Le résultat de cet effort critique plein de sérieux fut qu’elle n’écrivit plus jamais d’autre poème. Pourquoi ? Parce qu’elle avait été découragée dans sa première tentative, par toutes les critiques négatives qu’il avait faites.
Comment aurait il dû réagir selon les techniques du renforcement ? Il aurait dû lui dire tout ce qui lui plaisait dans ce premier poème. Cela aurait été parfaitement honnête. Il y avait en effet beaucoup de bonnes choses. Il aurait dû passer sous silence ce qu’il n’aimait pas et ne faire aucun commentaire sur tout ce qu’elle aurait dû améliorer. S’il l’avait fait, l’idée « d’écrire des poèmes’> aurait été encouragée par son intérêt et ses compliments et elle aurait persévéré.

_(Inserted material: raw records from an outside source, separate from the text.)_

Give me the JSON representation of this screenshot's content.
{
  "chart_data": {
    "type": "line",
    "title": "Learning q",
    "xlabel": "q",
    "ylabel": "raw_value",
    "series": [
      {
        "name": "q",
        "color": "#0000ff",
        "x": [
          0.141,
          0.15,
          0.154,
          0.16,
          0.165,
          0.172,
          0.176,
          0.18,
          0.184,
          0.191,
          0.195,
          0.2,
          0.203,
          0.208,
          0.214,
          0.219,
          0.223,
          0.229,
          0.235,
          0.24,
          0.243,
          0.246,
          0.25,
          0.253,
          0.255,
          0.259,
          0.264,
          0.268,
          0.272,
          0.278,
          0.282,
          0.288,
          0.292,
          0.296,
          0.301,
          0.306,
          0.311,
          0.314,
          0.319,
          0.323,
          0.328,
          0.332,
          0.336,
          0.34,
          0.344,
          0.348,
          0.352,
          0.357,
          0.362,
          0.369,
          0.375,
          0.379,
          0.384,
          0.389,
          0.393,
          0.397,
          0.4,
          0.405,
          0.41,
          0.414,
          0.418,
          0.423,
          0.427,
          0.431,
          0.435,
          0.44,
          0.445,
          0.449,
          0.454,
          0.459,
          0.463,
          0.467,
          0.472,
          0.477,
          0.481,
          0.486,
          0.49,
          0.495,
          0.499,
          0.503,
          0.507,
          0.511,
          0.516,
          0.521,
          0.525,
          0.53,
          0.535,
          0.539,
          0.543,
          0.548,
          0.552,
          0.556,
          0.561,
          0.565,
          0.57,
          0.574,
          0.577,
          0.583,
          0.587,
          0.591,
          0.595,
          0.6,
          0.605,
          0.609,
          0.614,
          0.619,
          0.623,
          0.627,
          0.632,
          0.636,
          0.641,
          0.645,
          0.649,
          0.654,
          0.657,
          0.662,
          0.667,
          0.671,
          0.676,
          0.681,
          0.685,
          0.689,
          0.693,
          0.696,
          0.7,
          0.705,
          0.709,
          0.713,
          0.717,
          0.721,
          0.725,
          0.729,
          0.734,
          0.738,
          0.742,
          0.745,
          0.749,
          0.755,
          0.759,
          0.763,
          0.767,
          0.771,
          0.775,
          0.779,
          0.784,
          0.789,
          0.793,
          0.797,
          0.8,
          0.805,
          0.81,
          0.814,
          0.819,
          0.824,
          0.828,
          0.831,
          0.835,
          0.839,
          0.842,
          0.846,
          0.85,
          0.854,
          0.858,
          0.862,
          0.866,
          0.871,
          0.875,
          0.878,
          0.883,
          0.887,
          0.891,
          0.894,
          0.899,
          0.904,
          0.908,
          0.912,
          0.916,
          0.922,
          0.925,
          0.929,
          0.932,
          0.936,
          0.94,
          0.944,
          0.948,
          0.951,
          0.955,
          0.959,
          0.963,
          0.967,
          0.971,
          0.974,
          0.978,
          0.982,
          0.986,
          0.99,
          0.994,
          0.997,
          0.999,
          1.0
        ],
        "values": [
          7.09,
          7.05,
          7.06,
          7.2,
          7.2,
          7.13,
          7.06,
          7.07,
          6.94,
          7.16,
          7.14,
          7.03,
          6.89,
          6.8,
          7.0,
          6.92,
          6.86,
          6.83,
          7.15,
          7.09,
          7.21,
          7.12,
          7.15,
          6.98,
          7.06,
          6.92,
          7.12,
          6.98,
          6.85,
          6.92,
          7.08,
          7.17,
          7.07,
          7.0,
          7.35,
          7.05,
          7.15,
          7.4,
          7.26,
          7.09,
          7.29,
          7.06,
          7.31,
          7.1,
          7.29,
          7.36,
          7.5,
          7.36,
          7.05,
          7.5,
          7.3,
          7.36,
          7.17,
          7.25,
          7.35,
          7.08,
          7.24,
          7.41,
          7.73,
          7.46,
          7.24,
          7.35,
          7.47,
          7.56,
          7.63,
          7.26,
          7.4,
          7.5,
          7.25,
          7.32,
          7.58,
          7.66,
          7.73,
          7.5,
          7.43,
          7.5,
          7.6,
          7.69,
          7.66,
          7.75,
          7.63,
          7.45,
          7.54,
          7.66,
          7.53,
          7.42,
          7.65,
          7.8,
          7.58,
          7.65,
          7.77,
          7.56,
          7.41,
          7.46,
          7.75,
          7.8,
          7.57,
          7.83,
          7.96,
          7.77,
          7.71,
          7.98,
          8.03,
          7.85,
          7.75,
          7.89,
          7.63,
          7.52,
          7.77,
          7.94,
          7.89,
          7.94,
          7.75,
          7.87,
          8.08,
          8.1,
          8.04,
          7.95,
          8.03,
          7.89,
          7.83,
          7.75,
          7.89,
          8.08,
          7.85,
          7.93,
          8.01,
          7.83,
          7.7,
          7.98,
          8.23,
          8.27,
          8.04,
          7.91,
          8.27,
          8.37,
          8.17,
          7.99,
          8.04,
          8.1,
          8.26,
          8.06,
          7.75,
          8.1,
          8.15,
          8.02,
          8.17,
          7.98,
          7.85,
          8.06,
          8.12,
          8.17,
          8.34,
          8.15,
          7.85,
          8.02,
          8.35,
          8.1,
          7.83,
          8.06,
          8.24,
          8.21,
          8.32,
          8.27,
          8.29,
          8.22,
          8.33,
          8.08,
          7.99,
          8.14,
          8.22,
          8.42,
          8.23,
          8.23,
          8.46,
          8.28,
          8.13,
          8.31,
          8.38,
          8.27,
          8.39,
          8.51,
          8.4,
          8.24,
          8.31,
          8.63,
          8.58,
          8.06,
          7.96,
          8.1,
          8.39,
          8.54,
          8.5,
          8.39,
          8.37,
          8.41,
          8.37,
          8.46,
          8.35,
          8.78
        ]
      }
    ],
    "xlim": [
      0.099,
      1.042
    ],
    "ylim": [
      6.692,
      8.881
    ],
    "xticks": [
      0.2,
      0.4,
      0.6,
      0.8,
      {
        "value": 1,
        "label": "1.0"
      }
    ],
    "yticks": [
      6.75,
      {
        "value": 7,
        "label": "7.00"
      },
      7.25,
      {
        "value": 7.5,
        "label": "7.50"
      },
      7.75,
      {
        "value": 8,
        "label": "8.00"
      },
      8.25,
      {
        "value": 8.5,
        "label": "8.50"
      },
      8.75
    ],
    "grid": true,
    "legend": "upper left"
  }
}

En lisant cela, vous pensez peut être que presque aucun de vos professeurs ne vous a traité de cette façon. Ils ne valorisaient pas ce qui était bon ruais faisaient toujours ressortir les fautes. Ce n’est que trop vrai, malheureusement.
Il est dramatique de constater que les dresseurs d’animaux sont de bien meilleurs pédagogues que les enseignants de notre pays. C’est une des raisons pour lesquelles beaucoup de parents ont tant de mal à apprendre à leurs enfants comment atteindre le but souhaité.
Nous mêmes n’avons pas été élevés avec ces techniques du renforcement , nous n’avons donc pas de modèle à imiter quand nous voulons agir ainsi avec nos enfants.